More From: Curious Food
Posted February 19th, 2009 by Michael Kane | 1 Comment

In our second contribution to the Look and Taste wine blog this week, we took a step back from our five wine tips to enhance your dining forever to assess the fundamental taste components of both food and wine.

Classic teachings describe four basic taste sensations:

  1. Sweetness: Generally the first thing you taste as there are sweetness receptors on the tip of your tongue. Sweetness balances acidity in food and wine.
  2. Sourness: The taste that detects acidity, hence the balance to sweetness. Acidity provides refreshment or crispness, and causes the mouth-watering sensation you’ll get from citrus fruit and many white wines.
  3. Saltiness: A vital component as a flavour enhancer in food and, although rarely detectable in wine, an important influence in complimenting the two.
  4. Bitterness: Often unpleasant if unbalanced – think of bitter coffee, unripe olives or raw broccoli – but rarely attributed to wine. Related and often confused with bitterness is astringency, defined as dryness or roughness, and attributed to tannins in wine.
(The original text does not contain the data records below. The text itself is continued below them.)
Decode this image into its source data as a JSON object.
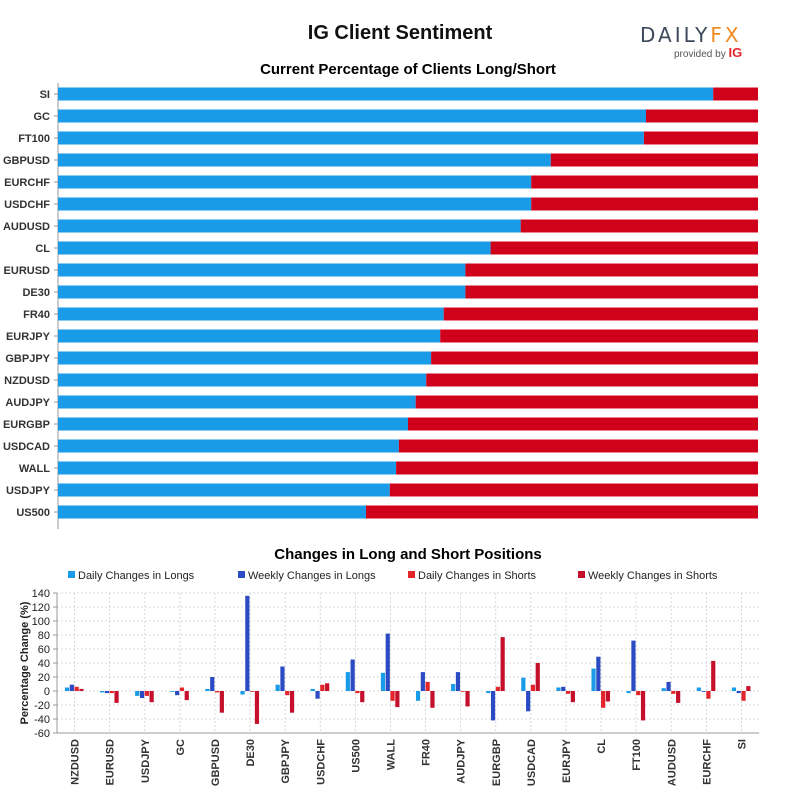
{
  "header": {
    "title": "IG Client Sentiment",
    "logo_main_a": "DAILY",
    "logo_main_b": "FX",
    "logo_sub_a": "provided by",
    "logo_sub_b": "IG"
  },
  "colors": {
    "long": "#1a9be8",
    "short": "#d0021b",
    "daily_longs": "#1a9be8",
    "weekly_longs": "#2b4bc4",
    "daily_shorts": "#e3242b",
    "weekly_shorts": "#c5102c"
  },
  "chart_data": [
    {
      "type": "bar",
      "orientation": "horizontal-stacked",
      "title": "Current Percentage of Clients Long/Short",
      "categories": [
        "SI",
        "GC",
        "FT100",
        "GBPUSD",
        "EURCHF",
        "USDCHF",
        "AUDUSD",
        "CL",
        "EURUSD",
        "DE30",
        "FR40",
        "EURJPY",
        "GBPJPY",
        "NZDUSD",
        "AUDJPY",
        "EURGBP",
        "USDCAD",
        "WALL",
        "USDJPY",
        "US500"
      ],
      "series": [
        {
          "values": [
            93.6,
            84.0,
            83.7,
            70.4,
            67.6,
            67.6,
            66.1,
            61.8,
            58.2,
            58.2,
            55.1,
            54.6,
            53.3,
            52.6,
            51.1,
            50.0,
            48.7,
            48.3,
            47.4,
            44.0
          ]
        },
        {
          "values": [
            6.4,
            16.0,
            16.3,
            29.6,
            32.4,
            32.4,
            33.9,
            38.2,
            41.8,
            41.8,
            44.9,
            45.4,
            46.7,
            47.4,
            48.9,
            50.0,
            51.3,
            51.7,
            52.6,
            56.0
          ]
        }
      ],
      "xlim": [
        0,
        100
      ]
    },
    {
      "type": "bar",
      "title": "Changes in Long and Short Positions",
      "ylabel": "Percentage Change (%)",
      "ylim": [
        -60,
        140
      ],
      "yticks": [
        -60,
        -40,
        -20,
        0,
        20,
        40,
        60,
        80,
        100,
        120,
        140
      ],
      "grid": true,
      "legend": "top",
      "categories": [
        "NZDUSD",
        "EURUSD",
        "USDJPY",
        "GC",
        "GBPUSD",
        "DE30",
        "GBPJPY",
        "USDCHF",
        "US500",
        "WALL",
        "FR40",
        "AUDJPY",
        "EURGBP",
        "USDCAD",
        "EURJPY",
        "CL",
        "FT100",
        "AUDUSD",
        "EURCHF",
        "SI"
      ],
      "series": [
        {
          "name": "Daily Changes in Longs",
          "values": [
            5,
            -2,
            -7,
            0,
            3,
            -5,
            9,
            3,
            27,
            26,
            -14,
            10,
            -3,
            19,
            5,
            32,
            -3,
            4,
            5,
            5
          ]
        },
        {
          "name": "Weekly Changes in Longs",
          "values": [
            9,
            -3,
            -10,
            -6,
            20,
            136,
            35,
            -11,
            45,
            82,
            27,
            27,
            -42,
            -29,
            6,
            49,
            72,
            13,
            0,
            -3
          ]
        },
        {
          "name": "Daily Changes in Shorts",
          "values": [
            6,
            -3,
            -7,
            5,
            -2,
            0,
            -6,
            9,
            -3,
            -14,
            13,
            0,
            6,
            9,
            -4,
            -24,
            -6,
            -4,
            -11,
            -14
          ]
        },
        {
          "name": "Weekly Changes in Shorts",
          "values": [
            3,
            -17,
            -16,
            -13,
            -31,
            -47,
            -31,
            11,
            -16,
            -23,
            -24,
            -22,
            77,
            40,
            -16,
            -15,
            -42,
            -17,
            43,
            7
          ]
        }
      ]
    }
  ]
}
How these different senses interact is vital to how we experience and enjoy, or dislike, food. So, food that is too sweet or too bitter will taste overpowering and unpleasant, whereas food that triggers multiple senses in harmony will be balanced and more interesting.

This to me is the essence of how wine can accentuate food, and vice versa.

I commented last week that barring disastrous pairings, most wines won’t spoil most meals. However, get a wine-match right and you can experience true gastronomic heaven.

I noted with interest how, in the last week, Lar Veale of Sourgrapes.ie and Frank O’Brien of Robertfranciswine.ie took different attributes from similarly styled Rieslings to increase the enjoyment markedly different foods. Lar described the cutting acidity of New Zealand Riesling being “perfect for slicing right through the creaminess of goat’s cheese”, whereas Frank matched the delicate fruit of Australian Riesling with fish skewers.

As one of the truly great food wines - one that can compliment and accentuate all of the taste senses - there’s more to come on the greatest white grape of them all from this fan.